There was a strong piss smell beside the elevator this morning, so she decided to skip the makeup.
You never saw anybody in the building, but you heard them sometimes; music through a closed door, or footsteps just gone around a corner at the far end of a corridor. Well, that made sense; Mona had no desire to meet her neighbors either.
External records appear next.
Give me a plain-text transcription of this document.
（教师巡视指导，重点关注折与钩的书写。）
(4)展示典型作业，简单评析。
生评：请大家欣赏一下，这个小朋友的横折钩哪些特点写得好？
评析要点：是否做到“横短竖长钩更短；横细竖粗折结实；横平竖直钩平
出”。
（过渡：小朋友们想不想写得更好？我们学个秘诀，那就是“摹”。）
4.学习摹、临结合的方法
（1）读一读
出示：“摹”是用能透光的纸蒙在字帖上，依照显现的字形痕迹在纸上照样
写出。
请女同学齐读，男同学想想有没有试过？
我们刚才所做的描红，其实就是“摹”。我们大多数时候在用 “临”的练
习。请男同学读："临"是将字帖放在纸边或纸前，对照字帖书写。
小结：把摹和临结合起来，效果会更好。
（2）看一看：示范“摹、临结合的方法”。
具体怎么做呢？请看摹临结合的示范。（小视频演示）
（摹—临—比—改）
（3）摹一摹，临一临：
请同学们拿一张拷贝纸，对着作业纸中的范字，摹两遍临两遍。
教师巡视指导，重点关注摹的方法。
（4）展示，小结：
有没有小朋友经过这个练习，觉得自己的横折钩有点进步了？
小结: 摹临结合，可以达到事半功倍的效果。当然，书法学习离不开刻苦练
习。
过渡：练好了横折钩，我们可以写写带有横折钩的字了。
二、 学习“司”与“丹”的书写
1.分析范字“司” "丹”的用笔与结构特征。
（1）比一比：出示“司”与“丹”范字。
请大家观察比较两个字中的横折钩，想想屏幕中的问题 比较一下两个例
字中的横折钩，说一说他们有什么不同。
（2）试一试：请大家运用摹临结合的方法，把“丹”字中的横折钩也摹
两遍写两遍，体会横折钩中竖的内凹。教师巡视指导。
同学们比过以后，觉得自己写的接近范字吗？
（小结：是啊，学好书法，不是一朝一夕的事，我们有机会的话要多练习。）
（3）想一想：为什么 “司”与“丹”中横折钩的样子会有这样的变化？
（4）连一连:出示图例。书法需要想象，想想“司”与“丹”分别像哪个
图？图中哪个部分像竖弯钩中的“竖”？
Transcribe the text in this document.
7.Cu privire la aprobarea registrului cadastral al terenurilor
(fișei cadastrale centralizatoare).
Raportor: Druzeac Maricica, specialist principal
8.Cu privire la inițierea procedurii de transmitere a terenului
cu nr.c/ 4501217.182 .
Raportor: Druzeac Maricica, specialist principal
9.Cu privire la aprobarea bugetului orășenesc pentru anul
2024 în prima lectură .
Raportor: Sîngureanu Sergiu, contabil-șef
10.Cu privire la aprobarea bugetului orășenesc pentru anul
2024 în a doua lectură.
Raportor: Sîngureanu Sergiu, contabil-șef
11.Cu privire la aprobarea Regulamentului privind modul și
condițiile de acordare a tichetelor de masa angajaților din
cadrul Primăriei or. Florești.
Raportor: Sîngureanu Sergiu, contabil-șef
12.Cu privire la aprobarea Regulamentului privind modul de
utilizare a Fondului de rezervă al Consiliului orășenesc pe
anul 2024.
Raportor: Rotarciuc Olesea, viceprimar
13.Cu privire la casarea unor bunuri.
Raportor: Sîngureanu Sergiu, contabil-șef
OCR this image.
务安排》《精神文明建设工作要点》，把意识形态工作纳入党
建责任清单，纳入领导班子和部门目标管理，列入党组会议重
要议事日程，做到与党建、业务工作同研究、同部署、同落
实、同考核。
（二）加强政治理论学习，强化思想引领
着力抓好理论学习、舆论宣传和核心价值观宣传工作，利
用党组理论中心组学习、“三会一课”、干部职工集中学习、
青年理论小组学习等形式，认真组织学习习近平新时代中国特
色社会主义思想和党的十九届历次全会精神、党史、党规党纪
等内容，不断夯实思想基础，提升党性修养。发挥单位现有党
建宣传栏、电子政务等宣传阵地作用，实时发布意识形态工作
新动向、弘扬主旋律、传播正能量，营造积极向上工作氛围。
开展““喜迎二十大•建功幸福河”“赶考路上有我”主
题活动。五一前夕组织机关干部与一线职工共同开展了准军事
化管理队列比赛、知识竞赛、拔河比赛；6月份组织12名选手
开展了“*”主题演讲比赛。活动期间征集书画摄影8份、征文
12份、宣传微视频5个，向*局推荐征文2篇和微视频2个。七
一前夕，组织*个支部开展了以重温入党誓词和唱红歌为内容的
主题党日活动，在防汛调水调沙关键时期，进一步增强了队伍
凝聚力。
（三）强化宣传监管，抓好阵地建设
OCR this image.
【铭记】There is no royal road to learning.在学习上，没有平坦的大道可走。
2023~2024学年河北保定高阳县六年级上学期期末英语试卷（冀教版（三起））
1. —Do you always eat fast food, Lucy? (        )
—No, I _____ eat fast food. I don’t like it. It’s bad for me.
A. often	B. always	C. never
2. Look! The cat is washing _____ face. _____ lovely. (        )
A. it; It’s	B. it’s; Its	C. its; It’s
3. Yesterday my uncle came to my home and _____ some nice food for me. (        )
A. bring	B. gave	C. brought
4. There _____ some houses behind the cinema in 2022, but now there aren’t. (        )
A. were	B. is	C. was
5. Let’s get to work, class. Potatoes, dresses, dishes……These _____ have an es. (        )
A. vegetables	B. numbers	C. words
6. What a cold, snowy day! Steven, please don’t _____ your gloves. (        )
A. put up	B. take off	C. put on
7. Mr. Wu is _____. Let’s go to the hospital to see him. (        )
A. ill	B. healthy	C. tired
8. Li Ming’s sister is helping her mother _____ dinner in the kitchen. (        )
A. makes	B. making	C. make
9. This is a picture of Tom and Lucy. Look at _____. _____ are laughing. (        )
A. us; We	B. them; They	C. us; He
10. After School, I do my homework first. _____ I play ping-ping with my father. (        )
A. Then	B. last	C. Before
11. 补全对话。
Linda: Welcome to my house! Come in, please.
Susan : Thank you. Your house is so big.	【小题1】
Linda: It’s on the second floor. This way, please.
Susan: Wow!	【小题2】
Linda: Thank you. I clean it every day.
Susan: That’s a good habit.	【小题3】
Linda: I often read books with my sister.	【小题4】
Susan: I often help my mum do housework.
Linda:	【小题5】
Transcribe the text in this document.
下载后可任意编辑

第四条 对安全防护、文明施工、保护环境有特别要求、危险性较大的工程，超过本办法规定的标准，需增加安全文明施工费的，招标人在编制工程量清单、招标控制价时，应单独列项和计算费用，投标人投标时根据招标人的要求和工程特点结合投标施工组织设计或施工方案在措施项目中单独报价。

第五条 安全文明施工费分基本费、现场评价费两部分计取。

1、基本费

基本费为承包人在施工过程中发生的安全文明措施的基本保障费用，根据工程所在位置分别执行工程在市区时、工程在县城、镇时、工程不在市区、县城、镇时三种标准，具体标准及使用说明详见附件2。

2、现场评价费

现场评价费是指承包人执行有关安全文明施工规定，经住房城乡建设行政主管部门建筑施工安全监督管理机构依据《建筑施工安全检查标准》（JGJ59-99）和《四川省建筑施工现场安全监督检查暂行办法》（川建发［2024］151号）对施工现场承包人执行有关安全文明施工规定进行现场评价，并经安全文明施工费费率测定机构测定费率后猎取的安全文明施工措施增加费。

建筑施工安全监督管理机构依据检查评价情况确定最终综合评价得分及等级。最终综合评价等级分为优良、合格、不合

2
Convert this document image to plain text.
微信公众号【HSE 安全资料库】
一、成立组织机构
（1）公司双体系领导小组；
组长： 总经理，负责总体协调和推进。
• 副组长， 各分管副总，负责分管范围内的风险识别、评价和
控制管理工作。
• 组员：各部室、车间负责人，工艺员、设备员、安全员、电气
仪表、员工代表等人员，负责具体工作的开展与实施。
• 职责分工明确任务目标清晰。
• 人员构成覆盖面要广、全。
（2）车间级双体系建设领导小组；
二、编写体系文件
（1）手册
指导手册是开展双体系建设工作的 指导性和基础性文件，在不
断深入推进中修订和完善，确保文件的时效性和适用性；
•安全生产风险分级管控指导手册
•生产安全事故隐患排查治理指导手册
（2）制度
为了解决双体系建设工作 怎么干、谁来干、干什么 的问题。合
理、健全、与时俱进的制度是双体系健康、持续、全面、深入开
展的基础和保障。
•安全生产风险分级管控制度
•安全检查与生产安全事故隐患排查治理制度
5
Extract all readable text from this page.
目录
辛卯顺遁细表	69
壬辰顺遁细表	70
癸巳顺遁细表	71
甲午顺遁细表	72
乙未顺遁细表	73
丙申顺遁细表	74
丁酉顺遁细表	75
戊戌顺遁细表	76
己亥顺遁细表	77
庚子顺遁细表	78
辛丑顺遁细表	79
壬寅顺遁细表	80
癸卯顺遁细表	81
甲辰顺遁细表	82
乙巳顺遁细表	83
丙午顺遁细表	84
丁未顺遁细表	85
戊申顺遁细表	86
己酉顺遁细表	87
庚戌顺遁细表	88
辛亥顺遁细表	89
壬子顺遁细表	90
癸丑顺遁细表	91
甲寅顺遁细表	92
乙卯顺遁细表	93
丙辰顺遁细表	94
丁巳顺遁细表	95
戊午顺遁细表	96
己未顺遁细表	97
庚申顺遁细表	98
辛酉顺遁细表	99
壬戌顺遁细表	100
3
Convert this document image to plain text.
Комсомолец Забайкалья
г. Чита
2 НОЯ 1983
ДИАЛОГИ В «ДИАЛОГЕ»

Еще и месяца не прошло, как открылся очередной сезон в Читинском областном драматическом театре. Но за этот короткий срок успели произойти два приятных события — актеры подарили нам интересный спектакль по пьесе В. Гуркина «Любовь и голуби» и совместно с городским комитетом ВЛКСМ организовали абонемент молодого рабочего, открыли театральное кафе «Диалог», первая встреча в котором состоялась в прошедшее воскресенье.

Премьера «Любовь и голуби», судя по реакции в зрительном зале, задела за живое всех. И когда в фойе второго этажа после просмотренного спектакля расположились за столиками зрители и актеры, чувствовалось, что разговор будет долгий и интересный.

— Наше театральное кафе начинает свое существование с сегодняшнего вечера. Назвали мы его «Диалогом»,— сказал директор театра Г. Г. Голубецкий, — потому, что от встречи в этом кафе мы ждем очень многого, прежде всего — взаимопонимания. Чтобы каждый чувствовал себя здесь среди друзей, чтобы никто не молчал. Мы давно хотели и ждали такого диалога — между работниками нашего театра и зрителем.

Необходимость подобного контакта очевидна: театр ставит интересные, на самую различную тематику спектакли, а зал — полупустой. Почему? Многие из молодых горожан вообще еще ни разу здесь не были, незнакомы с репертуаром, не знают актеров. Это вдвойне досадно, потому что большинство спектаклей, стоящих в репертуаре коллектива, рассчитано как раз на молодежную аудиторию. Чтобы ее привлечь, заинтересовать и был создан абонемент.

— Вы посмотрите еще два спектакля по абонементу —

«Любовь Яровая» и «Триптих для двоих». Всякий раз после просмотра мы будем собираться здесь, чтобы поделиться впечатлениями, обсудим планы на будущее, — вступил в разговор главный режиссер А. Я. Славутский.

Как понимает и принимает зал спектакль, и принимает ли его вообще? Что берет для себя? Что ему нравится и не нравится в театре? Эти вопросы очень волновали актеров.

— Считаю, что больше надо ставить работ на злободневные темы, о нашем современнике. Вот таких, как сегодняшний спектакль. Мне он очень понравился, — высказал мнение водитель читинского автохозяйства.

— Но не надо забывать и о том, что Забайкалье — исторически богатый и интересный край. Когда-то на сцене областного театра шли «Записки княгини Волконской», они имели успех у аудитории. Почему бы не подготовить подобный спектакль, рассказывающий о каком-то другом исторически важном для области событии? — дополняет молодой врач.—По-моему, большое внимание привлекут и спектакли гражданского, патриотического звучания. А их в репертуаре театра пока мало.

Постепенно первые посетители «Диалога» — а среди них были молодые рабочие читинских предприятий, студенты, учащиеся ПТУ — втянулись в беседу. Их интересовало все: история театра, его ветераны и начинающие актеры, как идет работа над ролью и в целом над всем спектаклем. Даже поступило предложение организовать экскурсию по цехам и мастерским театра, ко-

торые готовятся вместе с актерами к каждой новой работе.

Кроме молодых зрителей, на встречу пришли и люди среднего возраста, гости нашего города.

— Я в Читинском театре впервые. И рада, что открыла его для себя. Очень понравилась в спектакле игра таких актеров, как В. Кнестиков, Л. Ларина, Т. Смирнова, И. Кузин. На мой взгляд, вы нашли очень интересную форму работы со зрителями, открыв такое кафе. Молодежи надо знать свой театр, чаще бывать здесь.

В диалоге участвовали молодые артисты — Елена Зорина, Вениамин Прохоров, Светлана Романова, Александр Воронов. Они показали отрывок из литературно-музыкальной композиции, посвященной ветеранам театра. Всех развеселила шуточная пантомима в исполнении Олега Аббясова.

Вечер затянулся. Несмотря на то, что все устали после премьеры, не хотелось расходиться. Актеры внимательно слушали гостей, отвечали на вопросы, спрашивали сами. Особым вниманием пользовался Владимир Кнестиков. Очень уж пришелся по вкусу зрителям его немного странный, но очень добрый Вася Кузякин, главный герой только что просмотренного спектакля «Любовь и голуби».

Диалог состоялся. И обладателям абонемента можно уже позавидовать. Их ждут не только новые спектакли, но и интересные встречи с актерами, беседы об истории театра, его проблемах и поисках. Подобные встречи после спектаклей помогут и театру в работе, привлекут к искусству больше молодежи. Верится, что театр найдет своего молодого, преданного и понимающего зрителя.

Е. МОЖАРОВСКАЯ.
She took the stairs down three flights and into the gaping dark of the underground garage. She had her flashlight in her hand, found her way with six quick little blinks that steered her around stagnant puddles and dangling strands of dead optic cable, up the concrete steps and out into the alley. You could smell the beach, sometimes, in the alley, if the wind was right, but today it just smelled of garbage. The side of the squat towered away above her, so she moved fast, before some asshole decided to drop a bottle or worse. Once she was out on the Avenue, she slowed, but not too much; she was conscious of the cash in her pocket, and full of plans for spending it. Wouldn’t do to get taken off, not when it looked like Eddy had wrangled them some kind of ticket out. She alternated between telling herself it was a sure thing, that they were practically gone, and warning herself not to get her hopes up. She knew Eddy’s sure things: hadn’t Florida been one of them? How it was warm in Florida and the beaches were beautiful and it was full of cute guys with money, just the spot for a little working vacation that had already stretched into the longest month Mona could remember. Well, it was fucking hot in Florida, like a sauna. The only beaches that weren’t private were polluted, dead fish rolling belly-up in the shallows. Maybe the private stretches were the same, but you couldn’t see them, just the chainlink and the guards in shorts and cop shirts standing around. Eddy’d get excited by the weapons the guards carried and describe each one to her in numbing detail. He didn’t have a gun himself, though, not as far as she knew, and Mona figured that was a good thing. Sometimes you couldn’t even smell the dead fish, because there was another smell, a chlorine smell that burned the roof of your mouth, something from the factories up the coast. If there were cute guys, they were still tricks, and the ones down here weren’t exactly offering to pay double.